Non più cancelli, non più allee... ma erba, intorno alle vecchie pietre, erba soltanto. I sottili obelischi si adergono su un prato desolato che a tergo ha i binari della Nord e a fronte altri binari tagliano.

Dalla strada Comacina doveva staccarsi verso l'ingresso solenne un viale che la distanza da pilastro a pilastro fa ritener fosse amplissimo ed oltre i cancelli si può immaginare che il largo viale procedesse dritto e lontano verso la bella dimora dilettosa.

Chi l'abitava? Un qualche lombardo sardanapalo per la sua dolce vita. Qui - penso - convitava amici, ospitava artisti lunge dai vili negozi e sol d'ozi beato e di vivande!

Ottobrate serene e già stanche nei campi e dense e opime di ori nei boschi e di tappeti di fiamma!

Primavere acerbe e brillanti di cieli ventosi, incisi dal profilo dei monti!

Stamane la nebbia decembrina fluttua sulla campagna, agita i suoi veli labili ai margini delle strade, le invade, vi stagna. Nere scatolette precipitose rinserrano ometti nervosi. S'immergono le scatolette nella bianca cortina e gli ometti si agitano impazienti, impediti nella loro corsa. C'è uno che alle dieci dev'essere assolutamente in Cordusio, c'è un altro... ma no, emergono finalmente dalla nebbia, riprendono lo slancio, passano, saettano verso la città.

A quest'ora, nel secolo giocondo, il giovin signore dormiva beato accolto in morbide coltrici, celato da seriche tende, chiuse le dorate imposte.

L'omino d'affari in Cordusio - uscito a fatica dalla sua scatoletta a motore (prima le gambe, poi il busto e infine la testa) - sarà presto tra poco in una lunga, estenuante discussione da cui una sola parola - lira, lira, lira, - emergerà ripetuta, ma il giovin signore ai suoi tempi si sarebbe forse eretto sugli origlieri e delle labbra formando un picciol arco - dolce a vedersi - avrebbe tacitamente sbadigliato...

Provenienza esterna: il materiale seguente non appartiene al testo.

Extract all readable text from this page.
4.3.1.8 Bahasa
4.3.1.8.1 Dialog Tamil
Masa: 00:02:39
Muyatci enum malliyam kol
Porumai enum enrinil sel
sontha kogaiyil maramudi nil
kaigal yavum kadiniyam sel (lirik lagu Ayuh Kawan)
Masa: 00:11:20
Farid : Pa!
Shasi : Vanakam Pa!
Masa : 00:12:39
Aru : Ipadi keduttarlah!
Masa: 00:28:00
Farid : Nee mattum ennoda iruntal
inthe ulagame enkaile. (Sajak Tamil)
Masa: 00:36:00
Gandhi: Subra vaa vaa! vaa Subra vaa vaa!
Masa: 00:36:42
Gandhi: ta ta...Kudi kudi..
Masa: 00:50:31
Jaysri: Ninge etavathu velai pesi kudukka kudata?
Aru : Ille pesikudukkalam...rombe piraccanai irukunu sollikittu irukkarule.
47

Nelle giornate di sole questi pilastri, questi obelischi troppo contrastano cogli aspetti del mondo attuale e sono povere vecchie cose, ma nella nebbia, ma nella foschia si recingono di maestà, vivono in tristezza. Aspettano... aspettano qualcuno che non torna. Forse il giovin signore è tuttora lontano per le capitali d'Europa. Forse in quest'ora in qualche remota stazione di posta cambiano i cavalli alla sua grande berlina da viaggio.

E tornerà!

Al calar della sera tornerà quando più cupe le nebbie salgono... I vecchi pilastri, le sfingi di pietra non odono forse lontanissima un'allegra musica di allegri sonagli? Più presso... più presso... È il fragor delle ruote, è il calpestìo dei volanti corsieri. Improvvisi fanali aprono - rossi - le tenebre e la grande berlina passa! I cancelli sono stati divelti per lei! Passa e si dilegua e con essa lontanando va il rullo, il calpestìo, l'allegro concento...

Solitario, l'ingresso solenne della villa scomparsa non è più che un ammasso di tetre maree nella notte.